L’Asian Bar, haut-lieu parisien de l’asianophilie upper-class trônant en plein milieu de l’imposante avenue George V, offrait à sa clientèle, en cette soirée Maid in France, made in Japan du 2 mars 2007, un spectacle attendu et insolite : une petite troupe de soubrettes nipponnes, authentifiées 100% originales, accompagne voire remplace les réguliers serveurs et serveuses de l’établissement. Ces "maids", véritable phénomène au Japon, exploitent le fantasme masculin du hamster anémique, pomponné, et (surtout) soumis… à la sauce française. Il ne restait à l’Asian plus grand-chose de l’ambigu qui habille les maids cafés nippons : tout juste de jolies jeunes filles se courbant à 90% et appelant le client "maître" dans un langage qu’une partie de la clientèle (moitié française, moitié japonaise) ne comprenait certainement pas.



Mais alors, était-ce cela, la soirée surnommée chafouinement Maid in France, made in Japan ? Des cocktails et des parodies de soubrettes ? Du tout… parce que les réels organisateurs de l’événement, le génial duo musical Les Romanesques, assuraient à partir de 23h le spectacle. Le chanteur, Romanesque Ishitobi, accompagné de sa patibulaire danseuse Romanesque Miyamae, étaient comme à leur habitude tous deux sapés comme chez Marie-Antoinette, les accoutrements excentriques provoquant déjà chez les non-initiés des rires incrédules. En un jouasse welcome prononcé dans un accent japonais déjà fameux, Ishitobi allume la boule à facettes du kitsch, fameux : un peu, déjà. Les Romanesques, qui écument depuis plusieurs années les salles françaises (dont un amphithéâtre de 1500 places bondé à JAPAN EXPO 2004, au CNIT), n’ont pas trop tardé à se faire remarquer des communautés nipponnes et nippophiles, leur caractère absolument barré ayant fini par payer. Pas des stars, mais des petites vedettes d’un milieu underground, jouant tout de même aux maîtres et maîtresse de cérémonie dans un bar situé à cinq minutes des Champs-Élysées.
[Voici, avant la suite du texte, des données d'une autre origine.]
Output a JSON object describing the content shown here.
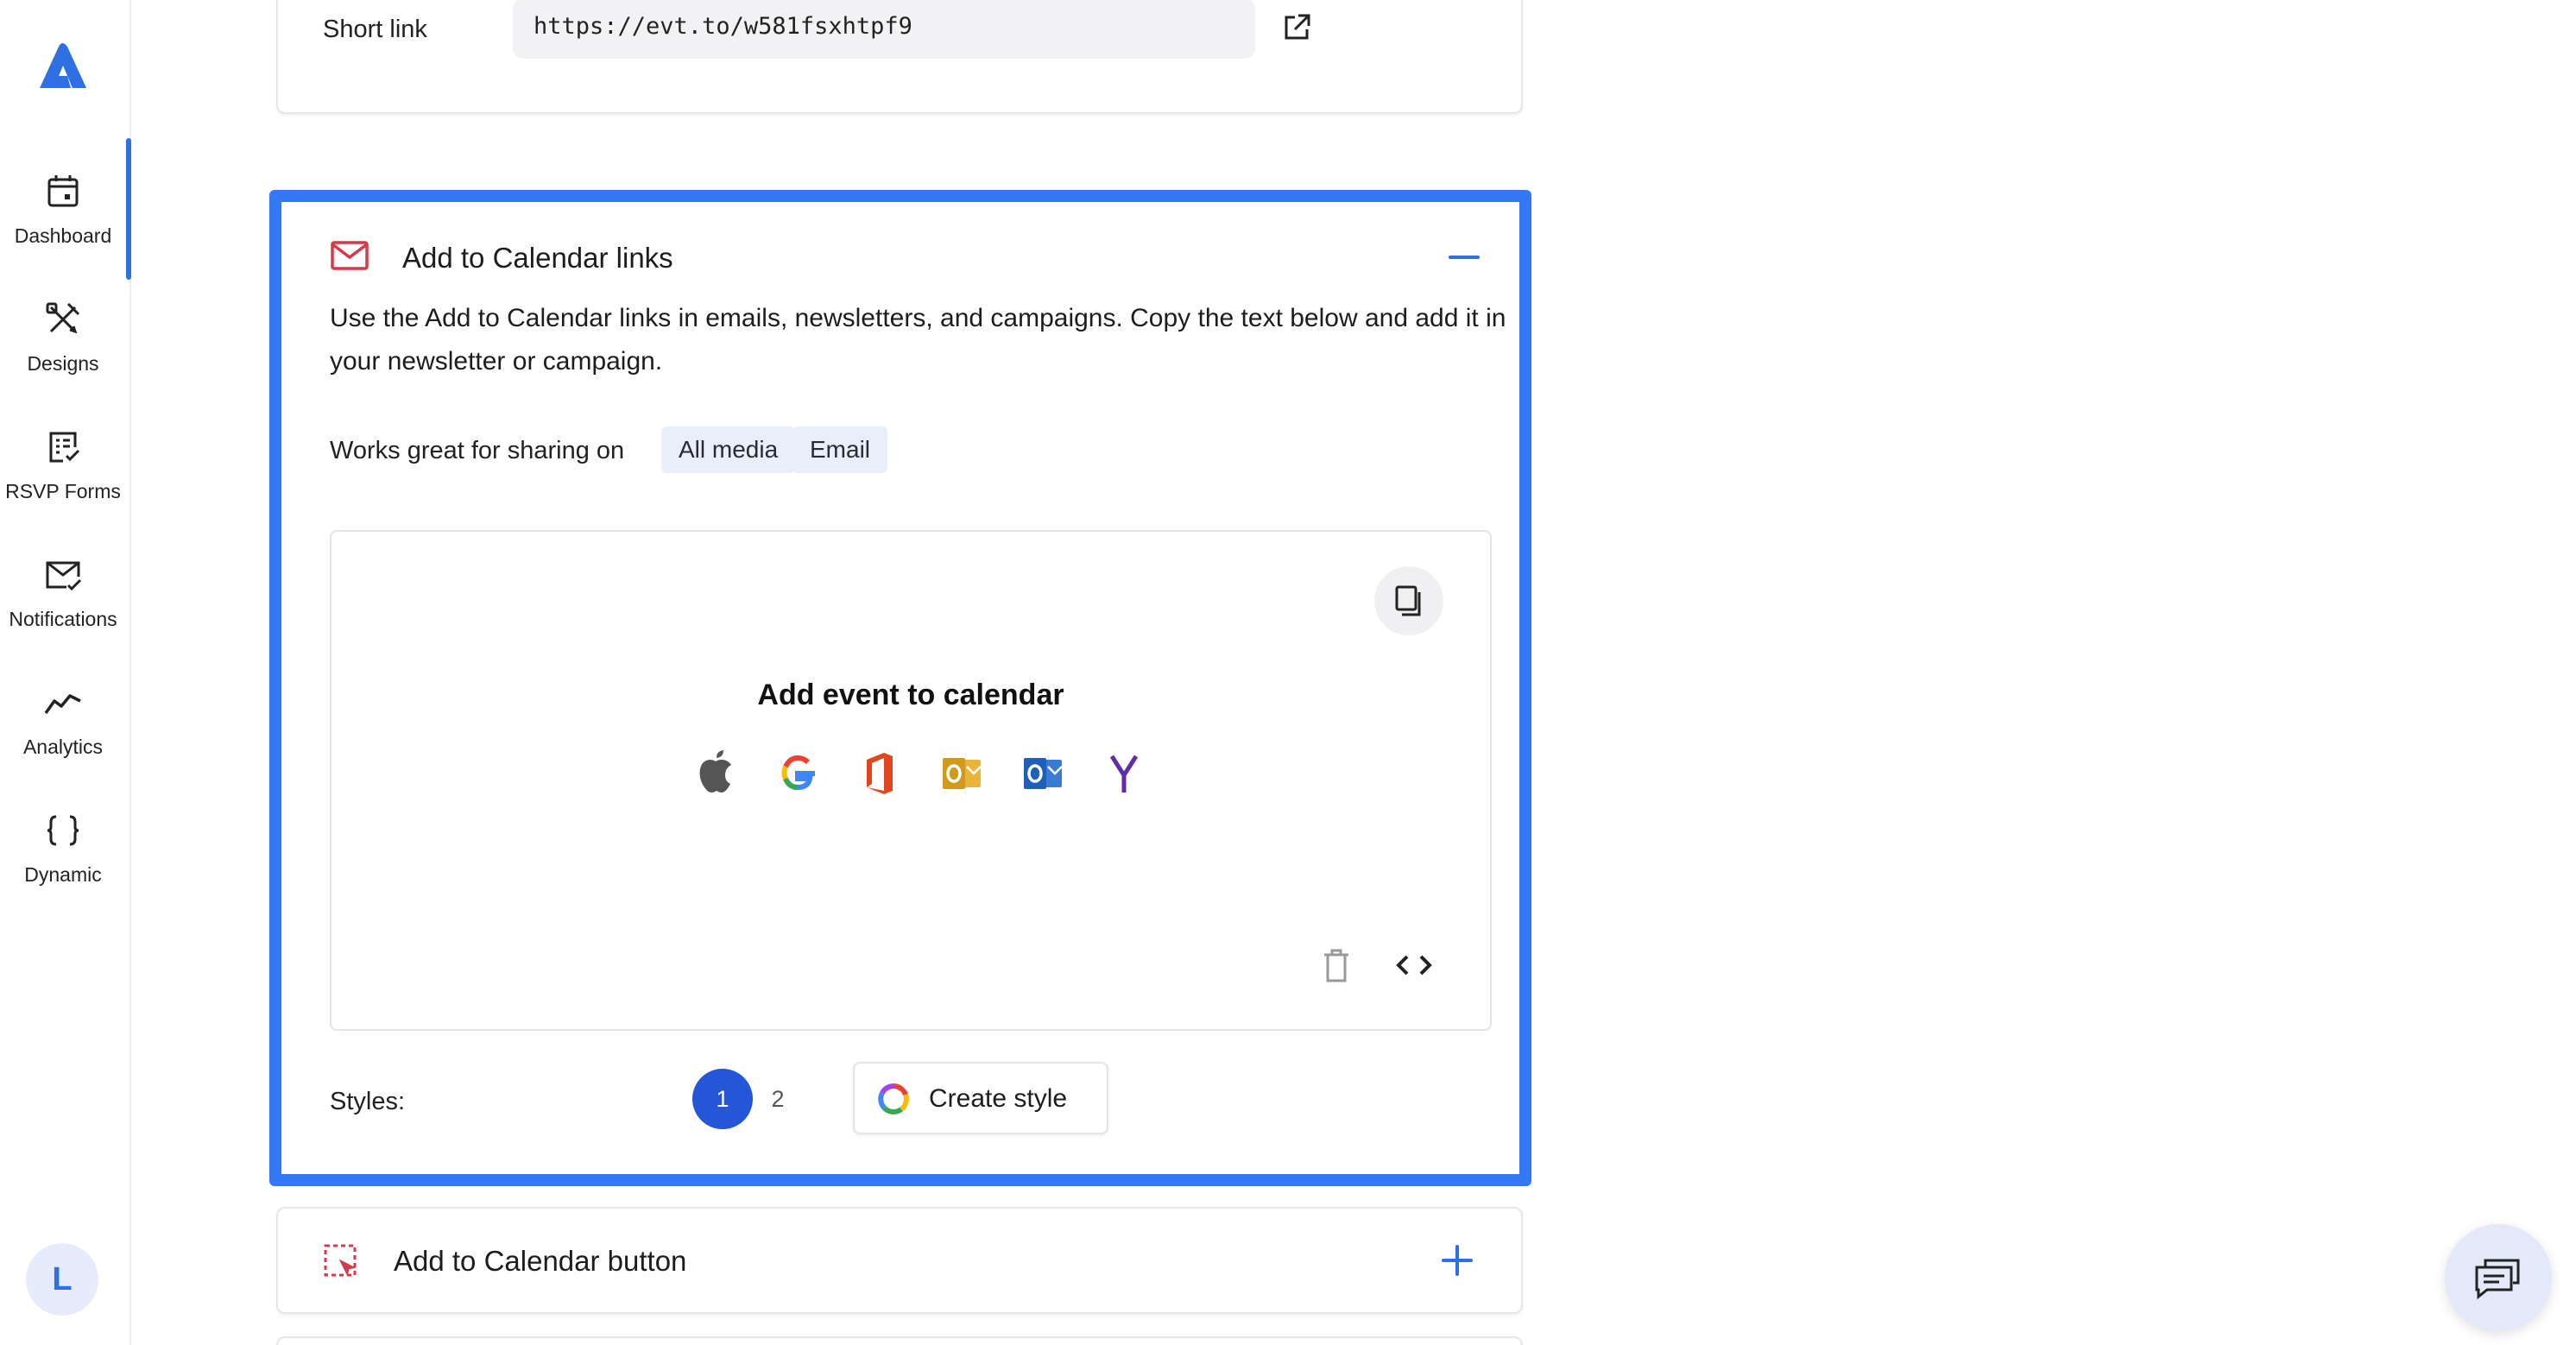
{
  "sidebar": {
    "items": [
      {
        "label": "Dashboard",
        "icon": "calendar-icon",
        "active": true
      },
      {
        "label": "Designs",
        "icon": "designs-icon",
        "active": false
      },
      {
        "label": "RSVP Forms",
        "icon": "rsvp-form-icon",
        "active": false
      },
      {
        "label": "Notifications",
        "icon": "mail-check-icon",
        "active": false
      },
      {
        "label": "Analytics",
        "icon": "analytics-icon",
        "active": false
      },
      {
        "label": "Dynamic",
        "icon": "braces-icon",
        "active": false
      }
    ],
    "avatar_initial": "L",
    "accent": "#2f6fe4"
  },
  "short_link": {
    "label": "Short link",
    "value": "https://evt.to/w581fsxhtpf9"
  },
  "calendar_links_card": {
    "title": "Add to Calendar links",
    "description": "Use the Add to Calendar links in emails, newsletters, and campaigns. Copy the text below and add it in your newsletter or campaign.",
    "works_label": "Works great for sharing on",
    "tags": [
      "All media",
      "Email"
    ],
    "preview": {
      "title": "Add event to calendar",
      "providers": [
        "apple-icon",
        "google-icon",
        "office365-icon",
        "outlook-com-icon",
        "outlook-icon",
        "yahoo-icon"
      ]
    },
    "styles_label": "Styles:",
    "styles": [
      "1",
      "2"
    ],
    "active_style": "1",
    "create_style_label": "Create style",
    "highlight_color": "#3478f6"
  },
  "calendar_button_card": {
    "title": "Add to Calendar button"
  }
}
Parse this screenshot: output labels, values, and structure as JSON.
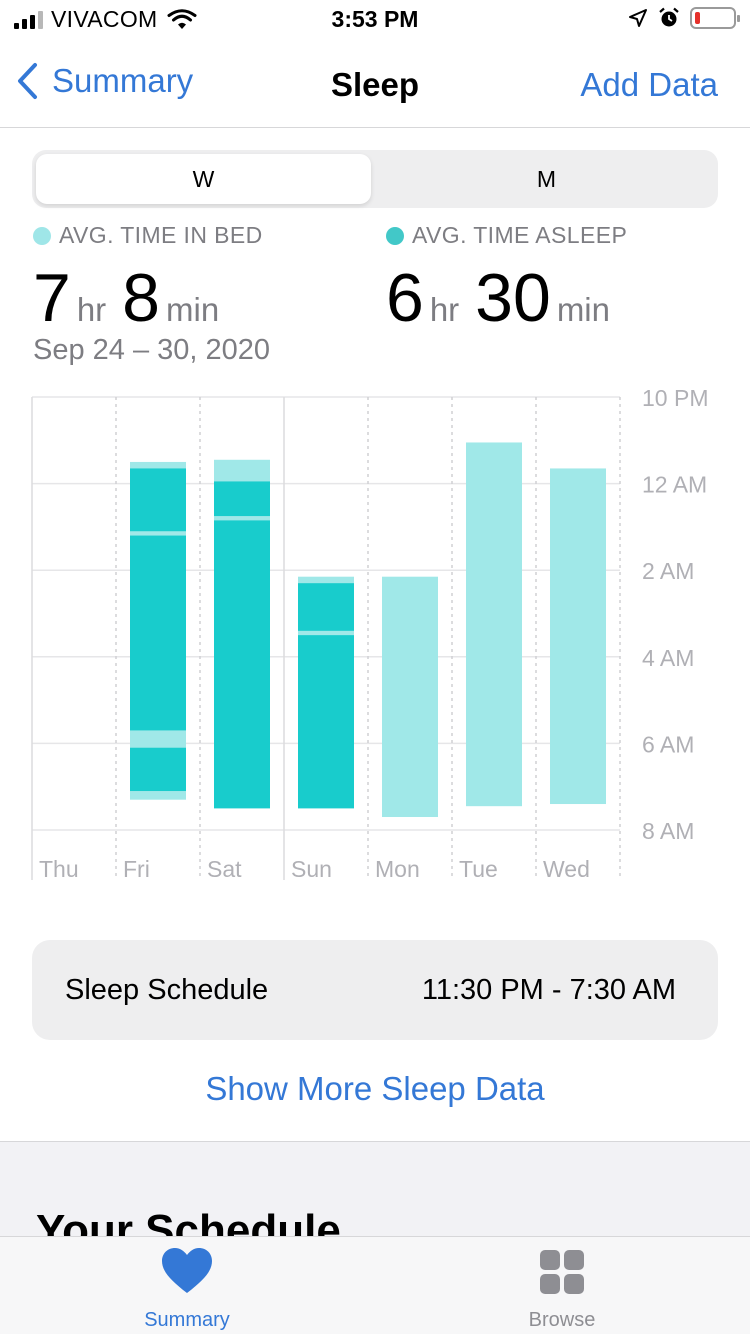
{
  "status_bar": {
    "carrier": "VIVACOM",
    "time": "3:53 PM",
    "icons": [
      "signal-icon",
      "wifi-icon",
      "location-icon",
      "alarm-icon",
      "battery-icon"
    ]
  },
  "nav": {
    "back_label": "Summary",
    "title": "Sleep",
    "action_label": "Add Data"
  },
  "segments": {
    "week": "W",
    "month": "M",
    "selected": "W"
  },
  "stats": {
    "time_in_bed": {
      "label": "AVG. TIME IN BED",
      "hours": "7",
      "hours_unit": "hr",
      "minutes": "8",
      "minutes_unit": "min",
      "color": "#9fe6e8"
    },
    "time_asleep": {
      "label": "AVG. TIME ASLEEP",
      "hours": "6",
      "hours_unit": "hr",
      "minutes": "30",
      "minutes_unit": "min",
      "color": "#42c8c8"
    }
  },
  "date_range": "Sep 24 – 30, 2020",
  "chart_data": {
    "type": "bar",
    "categories": [
      "Thu",
      "Fri",
      "Sat",
      "Sun",
      "Mon",
      "Tue",
      "Wed"
    ],
    "y_ticks": [
      "10 PM",
      "12 AM",
      "2 AM",
      "4 AM",
      "6 AM",
      "8 AM"
    ],
    "ylim_hours_after_10pm": [
      0,
      10
    ],
    "colors": {
      "in_bed": "#a0e8e8",
      "asleep": "#18cccc"
    },
    "series": [
      {
        "name": "In Bed",
        "values": [
          null,
          [
            1.5,
            9.3
          ],
          [
            1.45,
            9.5
          ],
          [
            4.15,
            9.5
          ],
          [
            4.15,
            9.7
          ],
          [
            1.05,
            9.45
          ],
          [
            1.65,
            9.4
          ]
        ]
      },
      {
        "name": "Asleep",
        "values": [
          null,
          [
            [
              1.65,
              3.1
            ],
            [
              3.2,
              7.7
            ],
            [
              8.1,
              9.1
            ]
          ],
          [
            [
              1.95,
              2.75
            ],
            [
              2.85,
              9.5
            ]
          ],
          [
            [
              4.3,
              5.4
            ],
            [
              5.5,
              9.5
            ]
          ],
          null,
          null,
          null
        ]
      }
    ]
  },
  "schedule": {
    "label": "Sleep Schedule",
    "value": "11:30 PM - 7:30 AM"
  },
  "more_link": "Show More Sleep Data",
  "next_section_heading": "Your Schedule",
  "tabbar": {
    "summary": {
      "label": "Summary",
      "icon": "heart-icon",
      "color": "#3478d6"
    },
    "browse": {
      "label": "Browse",
      "icon": "grid-icon"
    }
  }
}
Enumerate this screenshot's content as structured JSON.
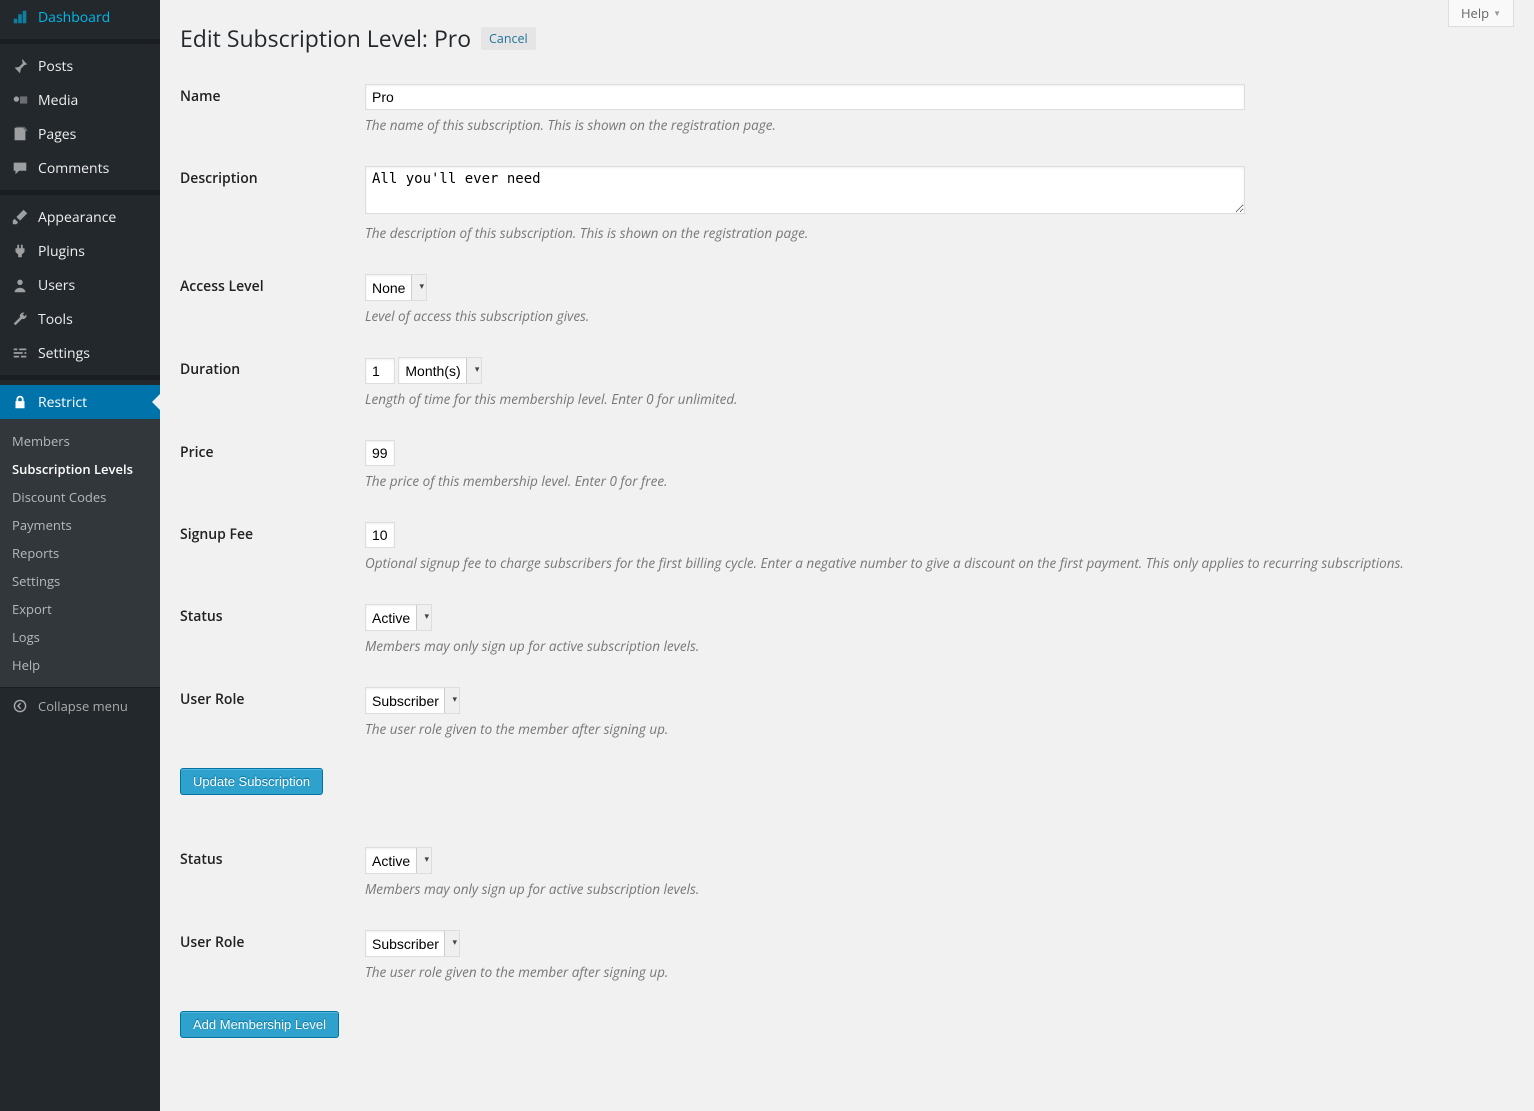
{
  "sidebar": {
    "items": [
      {
        "label": "Dashboard",
        "icon": "dashboard"
      },
      {
        "label": "Posts",
        "icon": "pin"
      },
      {
        "label": "Media",
        "icon": "media"
      },
      {
        "label": "Pages",
        "icon": "pages"
      },
      {
        "label": "Comments",
        "icon": "comments"
      },
      {
        "label": "Appearance",
        "icon": "brush"
      },
      {
        "label": "Plugins",
        "icon": "plug"
      },
      {
        "label": "Users",
        "icon": "user"
      },
      {
        "label": "Tools",
        "icon": "wrench"
      },
      {
        "label": "Settings",
        "icon": "sliders"
      },
      {
        "label": "Restrict",
        "icon": "lock"
      }
    ],
    "submenu": [
      "Members",
      "Subscription Levels",
      "Discount Codes",
      "Payments",
      "Reports",
      "Settings",
      "Export",
      "Logs",
      "Help"
    ],
    "collapse": "Collapse menu"
  },
  "header": {
    "help": "Help",
    "title_prefix": "Edit Subscription Level: ",
    "title_name": "Pro",
    "cancel": "Cancel"
  },
  "form": {
    "name": {
      "label": "Name",
      "value": "Pro",
      "desc": "The name of this subscription. This is shown on the registration page."
    },
    "description": {
      "label": "Description",
      "value": "All you'll ever need",
      "desc": "The description of this subscription. This is shown on the registration page."
    },
    "access": {
      "label": "Access Level",
      "value": "None",
      "desc": "Level of access this subscription gives."
    },
    "duration": {
      "label": "Duration",
      "value": "1",
      "unit": "Month(s)",
      "desc": "Length of time for this membership level. Enter 0 for unlimited."
    },
    "price": {
      "label": "Price",
      "value": "99",
      "desc": "The price of this membership level. Enter 0 for free."
    },
    "signup": {
      "label": "Signup Fee",
      "value": "10",
      "desc": "Optional signup fee to charge subscribers for the first billing cycle. Enter a negative number to give a discount on the first payment. This only applies to recurring subscriptions."
    },
    "status": {
      "label": "Status",
      "value": "Active",
      "desc": "Members may only sign up for active subscription levels."
    },
    "role": {
      "label": "User Role",
      "value": "Subscriber",
      "desc": "The user role given to the member after signing up."
    },
    "update_btn": "Update Subscription",
    "status2": {
      "label": "Status",
      "value": "Active",
      "desc": "Members may only sign up for active subscription levels."
    },
    "role2": {
      "label": "User Role",
      "value": "Subscriber",
      "desc": "The user role given to the member after signing up."
    },
    "add_btn": "Add Membership Level"
  }
}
Et ils le valent bien : le live de leur titre culte J’ai 17 ans valait à lui seul le Bloody Mary.

Entre les frenchies tantôt amusés, tantôt écroulés, les groupies nipponnes tapant des mimines assises en tailleur, et les braves étrangers tentant de comprendre un traître mot du français chanté par Romanesque Ishitobi, Orient-Extrême se devait d’observer religieusement le spectacle d’une bonne demi-heure : l’interview du duo devait se faire tout de suite après…

Alexandre Martinazzo






INTERVIEW DES ROMANESQUES

Orient-Extrême : Comment ont commencé les Romanesques ?
Romanesque Ishitobi (surpris) : hééé !? "Comment ont commencé…
"

Orient-Extrême : Ou si vous préférez, POURQUOI les Romanesques ?
Romanesque Ishitobi (perplexe) : Hummm… C’est une bonne question…

Un groupe de Japonaises sort de l’Asian Bar, le temps pour Ishitobi d’expédier quelques "otsukaresama" du plus bel effet. Malheureusement, une fois le calme revenu, il n’a plus que moi vers qui se tourner, et replonge dans un silence à l’amertume glaçante. Devant son sourire contrit, on préfère mettre de côté la métaphysique

Orient-Extrême : Oui, j’aimerai savoir d’où vient ce trip, de quelle idée, de quel sentiment. Tout d’abord, est-il né au Japon ? Vous étiez au Japon quand ça a commencé ?
Romanesque Ishitobi : Au Japon, oui, tout à fait, j’y vivais à l’époque.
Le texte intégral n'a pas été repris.